Posts tagged ‘adventure sport’

May 22, 2013

Laugh of the day: You do what for fun?

A non-climber’s perspective on the adventure sport of ice climbing, courtesy of Jon Krakauer’s 1988 essay “Valdez Ice”:*

(The essay describes the ice-climbing scene in Valdez, Alaska, and the passage below takes place in the Keystone Canyon, a narrow gorge characterized by over 50 waterfalls, frozen in winter, cascading down its 800-foot walls.)

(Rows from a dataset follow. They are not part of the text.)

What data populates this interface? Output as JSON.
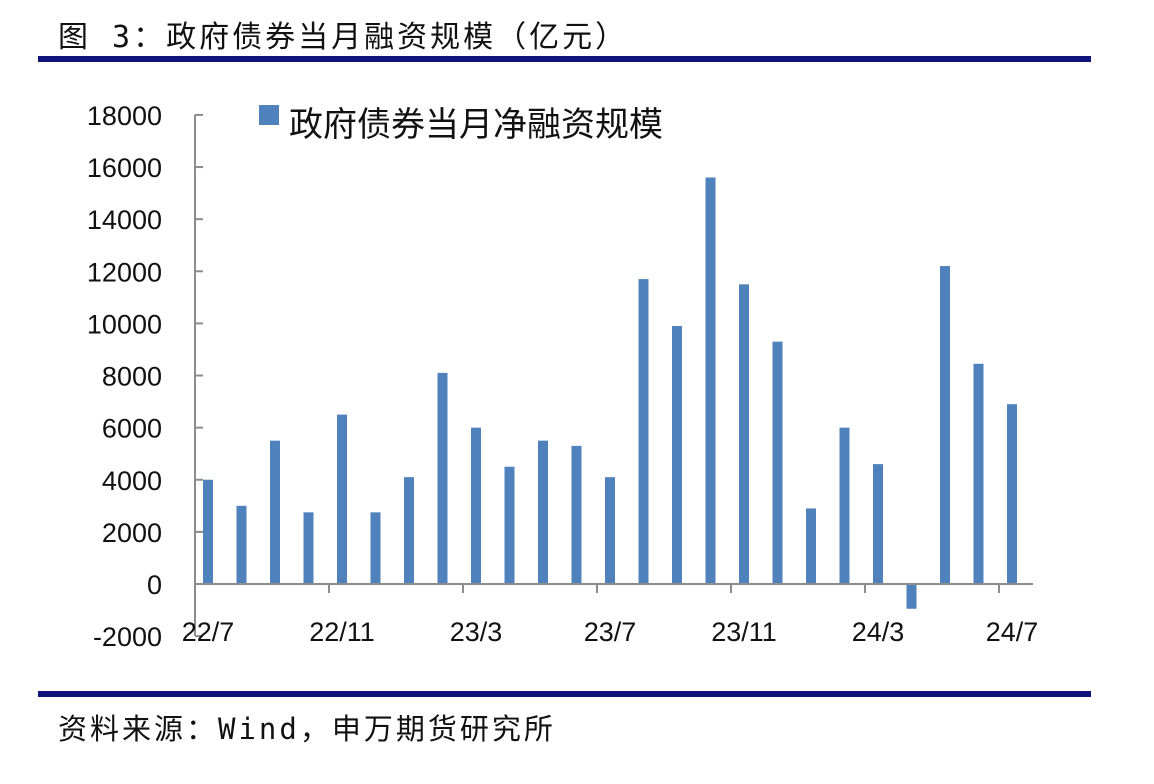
{
  "header": {
    "title": "图 3：政府债券当月融资规模（亿元）"
  },
  "footer": {
    "source": "资料来源：Wind，申万期货研究所"
  },
  "colors": {
    "bar": "#4f81bd",
    "rule": "#10137a",
    "axis": "#8c8c8c"
  },
  "chart_data": {
    "type": "bar",
    "title": "政府债券当月融资规模（亿元）",
    "xlabel": "",
    "ylabel": "",
    "ylim": [
      -2000,
      18000
    ],
    "yticks": [
      -2000,
      0,
      2000,
      4000,
      6000,
      8000,
      10000,
      12000,
      14000,
      16000,
      18000
    ],
    "xtick_labels": [
      "22/7",
      "22/11",
      "23/3",
      "23/7",
      "23/11",
      "24/3",
      "24/7"
    ],
    "grid": false,
    "legend_position": "top",
    "categories": [
      "22/7",
      "22/8",
      "22/9",
      "22/10",
      "22/11",
      "22/12",
      "23/1",
      "23/2",
      "23/3",
      "23/4",
      "23/5",
      "23/6",
      "23/7",
      "23/8",
      "23/9",
      "23/10",
      "23/11",
      "23/12",
      "24/1",
      "24/2",
      "24/3",
      "24/4",
      "24/5",
      "24/6",
      "24/7"
    ],
    "series": [
      {
        "name": "政府债券当月净融资规模",
        "values": [
          4000,
          3000,
          5500,
          2750,
          6500,
          2750,
          4100,
          8100,
          6000,
          4500,
          5500,
          5300,
          4100,
          11700,
          9900,
          15600,
          11500,
          9300,
          2900,
          6000,
          4600,
          -950,
          12200,
          8450,
          6900
        ]
      }
    ]
  }
}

Ten years ago [in 1978], a Valdez ship’s agent named Bob Pudwill was driving through Keystone Canyon beneath those forbidding cliffs when, he recalls, “I happened to look up and see a tiny figure standing on a ledge halfway up Bridal Veil Falls,” one of the canyon’s largest cascades, which, from November until May, turns into a fifty-story-high latticework of delicate blue icicles.  The figure on the falls, Pudwill explains, was “stamping his feet and slapping his hands together while paying out a line which ran up to a second tiny figure who appeared to be stuck to the ice, spread-eagled who knows how, let alone why.  My only guess was that they must be getting paid.”

For some folks, pursuits that push the body to its absolute limits are like icing on the cake of life.  Eat up!

* “Valdez Ice” by Jon Krakauer appears in Smithsonian (January 1988) and in Krakauer’s book Eiger Dreams:  Ventures Among Men and Mountains (Anchor Books, 1997).